What Does True Success Look Like for You?
I was listening to a podcast and the host asked, “If you were offered a $10 million check, but the price of receiving it was that you couldn’t experience real love in your life or have close connections with your kids… would you take it?“
My instant reaction was no doubt similar to yours… NO WAY!
Money and success are fine and good, but not at the cost of love and true connection with the people I care the most about.
I love questions like this because it jars me just enough to remind me of WHY I dream, and why I work and strive for more impact.
The truth is, as leaders and entrepreneurs, we so easily get tunnel vision with our success and goals.
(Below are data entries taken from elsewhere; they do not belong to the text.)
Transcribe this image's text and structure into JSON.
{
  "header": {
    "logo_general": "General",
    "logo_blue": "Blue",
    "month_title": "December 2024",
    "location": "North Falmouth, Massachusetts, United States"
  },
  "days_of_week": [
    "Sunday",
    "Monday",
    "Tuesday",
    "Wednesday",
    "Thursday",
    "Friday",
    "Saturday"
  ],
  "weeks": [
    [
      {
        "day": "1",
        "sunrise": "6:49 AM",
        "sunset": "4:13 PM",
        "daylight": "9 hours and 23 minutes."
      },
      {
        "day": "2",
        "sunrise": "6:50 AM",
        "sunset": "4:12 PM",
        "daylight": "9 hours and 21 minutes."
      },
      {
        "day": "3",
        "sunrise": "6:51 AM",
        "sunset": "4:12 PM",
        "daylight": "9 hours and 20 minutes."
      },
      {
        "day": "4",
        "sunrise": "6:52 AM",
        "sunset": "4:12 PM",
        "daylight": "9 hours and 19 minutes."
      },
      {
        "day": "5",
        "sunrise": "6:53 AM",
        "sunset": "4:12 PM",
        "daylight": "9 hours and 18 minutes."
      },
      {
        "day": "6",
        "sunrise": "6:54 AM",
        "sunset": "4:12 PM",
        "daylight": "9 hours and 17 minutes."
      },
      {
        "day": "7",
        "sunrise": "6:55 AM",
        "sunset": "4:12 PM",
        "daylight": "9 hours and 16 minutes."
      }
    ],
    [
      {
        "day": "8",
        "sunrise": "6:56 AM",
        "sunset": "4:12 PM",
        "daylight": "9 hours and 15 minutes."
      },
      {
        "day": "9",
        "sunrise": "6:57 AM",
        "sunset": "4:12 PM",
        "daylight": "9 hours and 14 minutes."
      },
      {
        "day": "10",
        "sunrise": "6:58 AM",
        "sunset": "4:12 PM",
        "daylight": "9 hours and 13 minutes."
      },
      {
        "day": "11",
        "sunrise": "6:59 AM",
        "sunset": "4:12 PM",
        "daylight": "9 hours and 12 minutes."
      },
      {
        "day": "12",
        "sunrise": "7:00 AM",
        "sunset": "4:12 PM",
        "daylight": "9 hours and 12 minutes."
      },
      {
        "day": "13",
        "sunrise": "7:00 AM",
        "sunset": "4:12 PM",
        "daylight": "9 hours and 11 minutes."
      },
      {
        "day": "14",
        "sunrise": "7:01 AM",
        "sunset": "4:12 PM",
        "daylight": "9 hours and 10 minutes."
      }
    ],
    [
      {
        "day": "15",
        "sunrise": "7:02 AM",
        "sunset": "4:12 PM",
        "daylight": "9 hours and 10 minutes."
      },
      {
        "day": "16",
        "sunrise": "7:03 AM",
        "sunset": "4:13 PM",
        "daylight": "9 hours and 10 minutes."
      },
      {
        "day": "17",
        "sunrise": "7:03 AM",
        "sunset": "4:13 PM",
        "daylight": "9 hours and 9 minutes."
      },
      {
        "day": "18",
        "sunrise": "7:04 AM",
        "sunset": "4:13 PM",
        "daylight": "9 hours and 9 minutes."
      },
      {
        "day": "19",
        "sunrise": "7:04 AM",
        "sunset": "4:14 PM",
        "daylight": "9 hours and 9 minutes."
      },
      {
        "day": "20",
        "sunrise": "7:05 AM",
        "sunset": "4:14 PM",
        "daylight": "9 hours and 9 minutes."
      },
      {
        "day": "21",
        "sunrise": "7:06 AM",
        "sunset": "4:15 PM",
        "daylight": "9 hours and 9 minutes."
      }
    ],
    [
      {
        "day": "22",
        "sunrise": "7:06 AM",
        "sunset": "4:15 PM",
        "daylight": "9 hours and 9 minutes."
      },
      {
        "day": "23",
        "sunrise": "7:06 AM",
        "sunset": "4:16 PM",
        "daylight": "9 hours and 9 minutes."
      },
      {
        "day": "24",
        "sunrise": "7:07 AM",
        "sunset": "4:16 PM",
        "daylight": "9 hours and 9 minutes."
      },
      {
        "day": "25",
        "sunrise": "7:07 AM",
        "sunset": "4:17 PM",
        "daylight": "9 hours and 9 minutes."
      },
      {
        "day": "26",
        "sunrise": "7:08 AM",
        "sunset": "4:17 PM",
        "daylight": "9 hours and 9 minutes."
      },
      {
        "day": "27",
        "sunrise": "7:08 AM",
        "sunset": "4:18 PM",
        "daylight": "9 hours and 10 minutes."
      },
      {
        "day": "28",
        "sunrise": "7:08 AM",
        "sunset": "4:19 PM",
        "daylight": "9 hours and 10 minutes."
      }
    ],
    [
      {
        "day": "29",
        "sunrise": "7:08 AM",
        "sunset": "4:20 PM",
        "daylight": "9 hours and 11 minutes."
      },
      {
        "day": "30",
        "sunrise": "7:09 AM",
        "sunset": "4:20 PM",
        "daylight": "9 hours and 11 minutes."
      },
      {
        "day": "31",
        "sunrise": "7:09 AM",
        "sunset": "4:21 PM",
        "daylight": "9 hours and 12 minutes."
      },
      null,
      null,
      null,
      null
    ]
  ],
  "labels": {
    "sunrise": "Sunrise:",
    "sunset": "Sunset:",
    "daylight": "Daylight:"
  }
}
You may not know this about me, but I’ve always struggled with defining my value by how much I’ve accomplished. It’s been a big point of growth for me over the last two years to realize that there is far more to me than being a high achiever.
I’ve recently returned to work, and Michael and I went out on our first date night out since Jackson was born (still cheering for this feat). We talked about how we each have perceived the last couple years in our lives and careers. Both of us have gotten used to double-digit growth in our business, year after year. We let it define us and drive us.
But the last three years have required more consistency, determination and grit than riding the wave of start up energy and early adopters. In fact, if I’m being really honest, I’ve looked back at our insane sales tracking and like most high achievers I didn’t focus on the crazy grwoth we’ve had that puts us up in the top 5% of revenue grossing gyms in the country. I instead notices two small plateaus in our sales. The year 2017 and this year, year 2019. It bothered me and I shared that with Michael.
Do you know what had happened in those years that was different than every other year? I had babies. My daughter in 2017 and my son in 2019. But instead of feeling good about my evident shift in priorities and my time, I had this deep guilt that I’d let the team down. As an external processor, I shared that too.
Then it hit me.
I haven’t stopped building my dream. But the truth is like more entrepreneurs, we can get lost in our identity with our goals and struggle to remember that when we dream about success we have people next to us enjoying it with us. Michael and I hadn’t stopped building the dream. We turned our attention into two places: our family & our new roles as parents and bringing our new business Gymnazo media online.
We are still building the dream with just as much intensity, the same long hours, the same high highs and low lows, BUT we have expanded our view of where we want to feel successful. Instead of only thinking about succeeding in Gymnazo, we care about succeeding online and in our home life.
We’ve had two kids in 2.5 years, and our lives are dramatically different. We have been intensely investing in our dream to have a thriving, loving family.
We’ve had the dream to achieve much with Gymnazo, but right alongside our quantifiable business goals have been these goals:
- Stay married.
- Still be in love.
- Take time to enjoy our kids daily.
- Invest in our kids’ lives and our relationships with them.
- Take time to pursue our individual growth and self-care so we serve from a place of abundance not scarcity.
It was honestly one of the more refreshing conversations we’ve had in a long time.
Dreams don’t just happen on their own. You have to take action. It’s one thing to be a dreamer, but the worst thing I can imagine is being a dreamer who never actually did anything with that dream.
It’s so easy to focus on the professional goals we have set for ourselves. We get praised more for them and they are quantifiable. They are more evident to those we seek approval from.
But at the end of the day, NO ONE can write me a check big enough to make me settle for a life without love, connection and belonging.
So I don’t know where you are today when you think about your dreams. I don’t know if, in the pursuit of your dreams, you’ve sacrificed others. I don’t know if you have big audacious dreams that you’re pursuing in the dark, unsure if anyone will take you seriously. I don’t know if you feel like you’ve had to shelve one to focus on another and you’re critical of that.
BUT what I hope is that you feel inspired to rethink about dreams as a reflection of your whole self and whole life.
“The grass grows greener where you water it.”
I’m so thankful for the last three years of raising the priority of my home life to make sure we give parenthood and our new roles the attention they deserve. I may not have consciously given myself permission to pivot my focus, but it is what happened and I wouldn’t change a thing.
Cheers to all the dreamers and doers making life beautiful, whatever version of that speaks to you. The world is a better place with you all in it!